A Visit from the Goon Squad by Jennifer Egan
Bennie is an ageing former punk rocker and record executive. Sasha is the passionate, troubled young woman he employs. Here Jennifer Egan brilliantly reveals their pasts, along with the inner lives of a host of other characters whose paths intersect with theirs. A Visit from the Goon Squad is neither a novel nor a collection of short stories, but something in between, a series of chapters featuring interlocking characters at different points in their lives, whose individual voices combine in harmony to create their own polyphonic exploration of human interconnectedness. Music pulses on every page, making A Visit from the Goon Squad an exhilarating read.
Alma Cogan by Gordon Burn
In Gorgon Burn’s audacious debut novel, he takes Britain’s biggest selling vocalist of the 1950s and turns her story into an exploration of celebrity and murder, mixing fictional characters with real-life stars such as John Lennon and Doris Day, Burn imagines a life for Alma Cogan if she had lived past her early death in 1966 an on into obscurity. Alongside Alma’s life is the search for the body of Keith Bennett, a victim of Ian Brady and Myra Hindley and Burn adeptly explores the dark underside of fame and the public’s voracious need to know everything about anyone in the public eye.

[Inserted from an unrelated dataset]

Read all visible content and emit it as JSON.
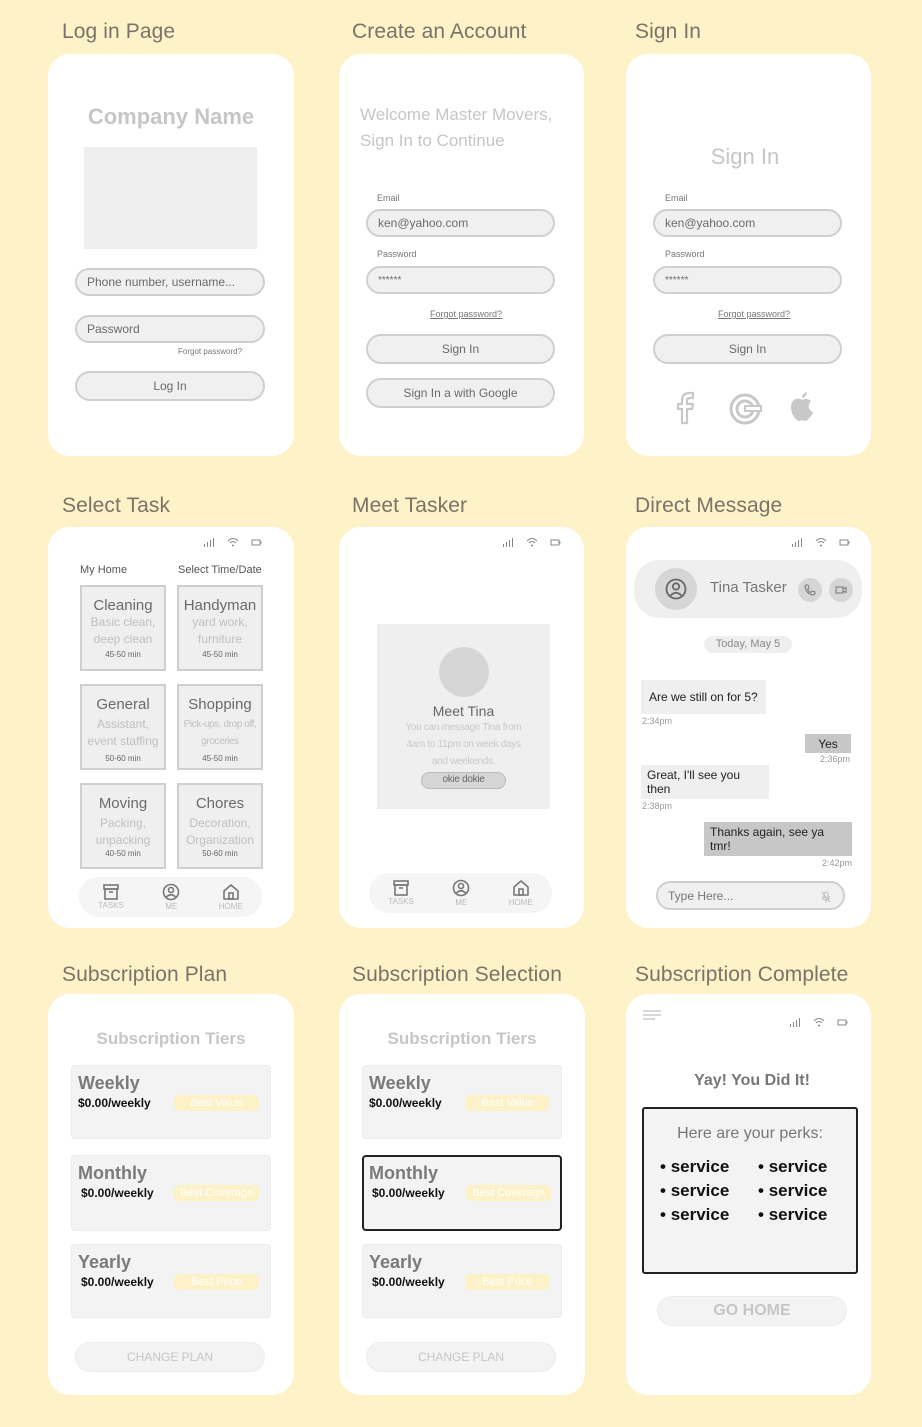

The Commitments by Roddy Doyle
The Commitments has taken on a life of its own as a blockbuster movie, a best-selling album and a stage show. However, it began life in 1987 as a self-published book by a young Irish author, Roddy Doyle. Set in Northside Dublin, the book follows the efforts of music fanatic Jimmy Rabbitte and his two friends as they go about setting up a band by placing an ad in a local paper that reads, “Have You Got Soul? Then Dublin’s hardest working band is looking for you.” Never has a book so perfectly captured the joys and the pain of forming a band with your mates and experiencing the (brief) success you have always dreamed of!

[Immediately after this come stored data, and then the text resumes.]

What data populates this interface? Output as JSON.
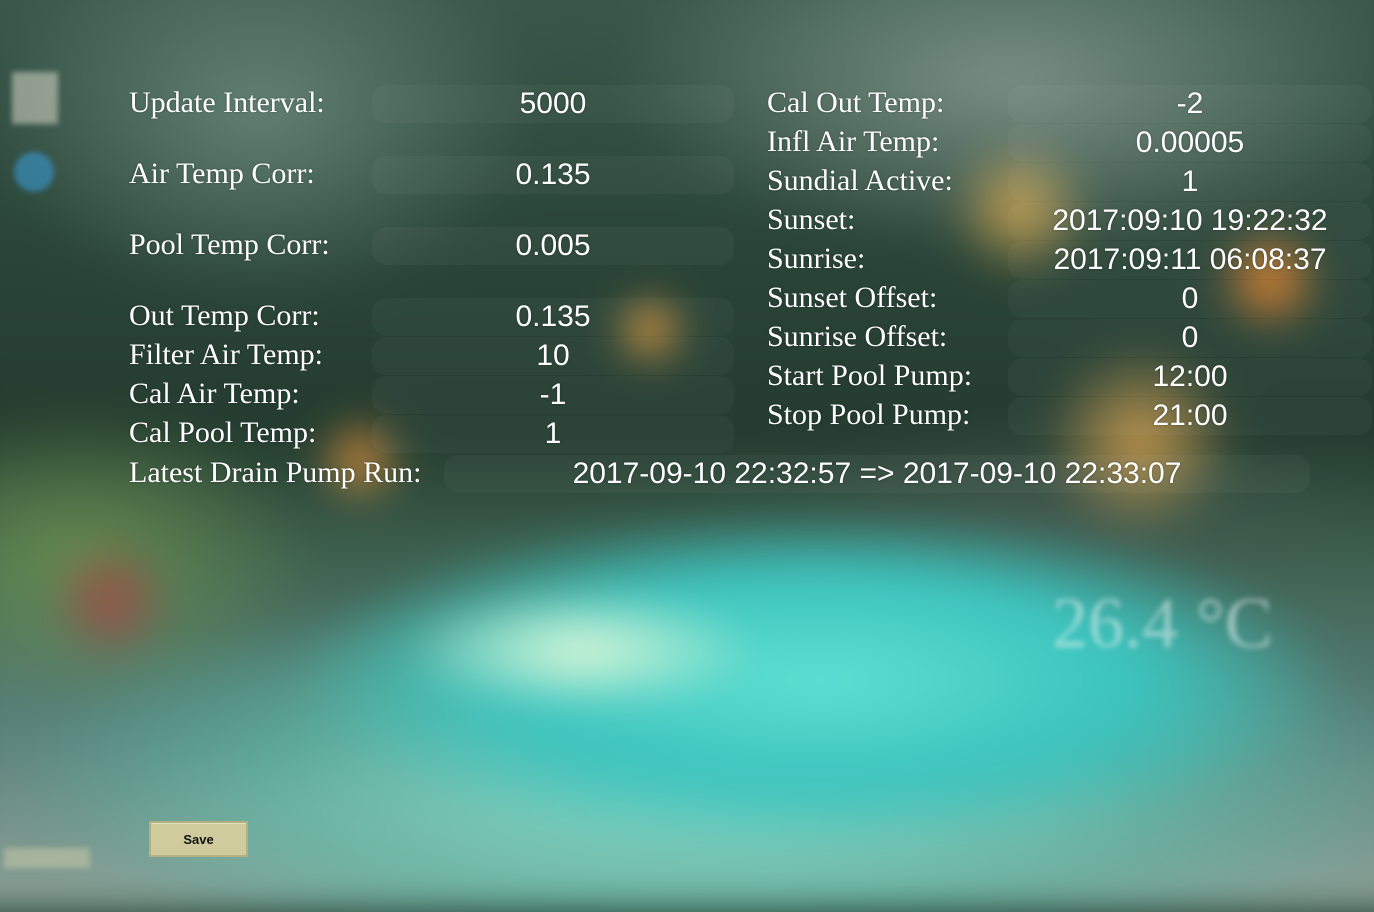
{
  "background": {
    "temperature_overlay": "26.4 °C",
    "colors": {
      "pool": "#3cc3bd",
      "foliage": "#243c2f",
      "save_button": "#cfcb9c"
    }
  },
  "settings_left": [
    {
      "label": "Update Interval:",
      "value": "5000"
    },
    {
      "label": "Air Temp Corr:",
      "value": "0.135"
    },
    {
      "label": "Pool Temp Corr:",
      "value": "0.005"
    },
    {
      "label": "Out Temp Corr:",
      "value": "0.135"
    },
    {
      "label": "Filter Air Temp:",
      "value": "10"
    },
    {
      "label": "Cal Air Temp:",
      "value": "-1"
    },
    {
      "label": "Cal Pool Temp:",
      "value": "1"
    }
  ],
  "settings_right": [
    {
      "label": "Cal Out Temp:",
      "value": "-2"
    },
    {
      "label": "Infl Air Temp:",
      "value": "0.00005"
    },
    {
      "label": "Sundial Active:",
      "value": "1"
    },
    {
      "label": "Sunset:",
      "value": "2017:09:10 19:22:32"
    },
    {
      "label": "Sunrise:",
      "value": "2017:09:11 06:08:37"
    },
    {
      "label": "Sunset Offset:",
      "value": "0"
    },
    {
      "label": "Sunrise Offset:",
      "value": "0"
    },
    {
      "label": "Start Pool Pump:",
      "value": "12:00"
    },
    {
      "label": "Stop Pool Pump:",
      "value": "21:00"
    }
  ],
  "drain": {
    "label": "Latest Drain Pump Run:",
    "value": "2017-09-10 22:32:57 => 2017-09-10 22:33:07"
  },
  "actions": {
    "save_label": "Save"
  }
}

Daisy Jones and the Six by Taylor Jenkins Reid
Daisy Jones and the Six was a critical and commercial darling on its release last year. The tale of a Fleetwood Mac-esque rock band in 1970s LA it explores the stratospheric rise of a band whose sound defined an era and whose sudden, cataclysmic split left a trail of unanswered questions in its wake. Written from the narrative viewpoint of the different members of the band, their family and their entourage, it is a nostalgia-fuelled evocation of the seductive world of 70’s L.A. at its hedonistic peak. While some of the narrative strands work better than others, Jenkins writes incredibly well about the process of creating and performing music and deserves kudos for writing all the lyrics to the imaginary songs. Keep an eye out for the movie adaptation next year, starring none other than Elvis’ granddaughter Riley Keough.
This is Memorial Device by David Keenan
This Is Memorial Device, the debut novel by David Keenan, is a paean to the sense of hope and possibility that came to small towns in Scotland with the rise of punk rock in the late 1970s and early 80s.

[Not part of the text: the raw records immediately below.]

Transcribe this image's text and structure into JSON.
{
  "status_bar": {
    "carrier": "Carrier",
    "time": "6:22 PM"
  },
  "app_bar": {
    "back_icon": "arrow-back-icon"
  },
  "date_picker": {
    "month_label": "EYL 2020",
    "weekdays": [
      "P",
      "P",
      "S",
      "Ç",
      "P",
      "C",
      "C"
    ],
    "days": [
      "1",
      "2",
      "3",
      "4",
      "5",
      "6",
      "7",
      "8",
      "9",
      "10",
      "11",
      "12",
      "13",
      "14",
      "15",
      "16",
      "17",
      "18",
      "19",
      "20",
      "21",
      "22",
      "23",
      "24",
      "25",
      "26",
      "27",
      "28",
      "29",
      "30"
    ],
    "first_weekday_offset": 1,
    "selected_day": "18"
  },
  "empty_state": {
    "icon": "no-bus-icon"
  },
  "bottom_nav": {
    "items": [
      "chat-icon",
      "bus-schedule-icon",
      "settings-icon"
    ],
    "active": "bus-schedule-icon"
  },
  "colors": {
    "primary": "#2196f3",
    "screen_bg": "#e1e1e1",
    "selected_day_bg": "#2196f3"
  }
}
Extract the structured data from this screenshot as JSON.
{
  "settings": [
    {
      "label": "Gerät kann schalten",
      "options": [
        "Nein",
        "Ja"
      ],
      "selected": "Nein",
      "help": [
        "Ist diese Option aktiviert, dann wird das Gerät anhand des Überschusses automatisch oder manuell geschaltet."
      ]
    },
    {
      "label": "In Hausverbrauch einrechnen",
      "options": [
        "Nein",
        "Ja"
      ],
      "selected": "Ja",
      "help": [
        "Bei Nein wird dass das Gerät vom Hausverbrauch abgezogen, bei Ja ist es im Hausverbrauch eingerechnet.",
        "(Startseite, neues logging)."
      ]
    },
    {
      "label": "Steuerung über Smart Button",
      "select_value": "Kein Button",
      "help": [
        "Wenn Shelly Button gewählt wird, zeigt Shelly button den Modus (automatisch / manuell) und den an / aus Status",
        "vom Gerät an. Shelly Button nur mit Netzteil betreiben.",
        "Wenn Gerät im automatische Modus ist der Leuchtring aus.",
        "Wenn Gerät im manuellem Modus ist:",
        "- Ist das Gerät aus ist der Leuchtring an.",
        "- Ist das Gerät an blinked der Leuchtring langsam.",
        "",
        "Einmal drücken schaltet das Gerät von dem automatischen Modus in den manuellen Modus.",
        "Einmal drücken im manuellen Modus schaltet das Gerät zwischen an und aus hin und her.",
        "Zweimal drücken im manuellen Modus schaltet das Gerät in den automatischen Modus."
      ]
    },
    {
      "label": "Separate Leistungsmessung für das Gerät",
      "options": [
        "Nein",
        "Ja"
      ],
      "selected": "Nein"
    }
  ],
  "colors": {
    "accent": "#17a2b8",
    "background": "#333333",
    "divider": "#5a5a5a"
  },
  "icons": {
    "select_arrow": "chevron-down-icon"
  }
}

It follows a dizzying cast of misfits, drop-outs, small town visionaries and would-be artists and musicians through a period of time where anything seemed possible, a moment where art and the demands it made were as serious as your life. At the heart of the book is the story of Memorial Device, a mythic post-punk group that could have gone all the way were it not for their bloody-minded wish to remain underground legends.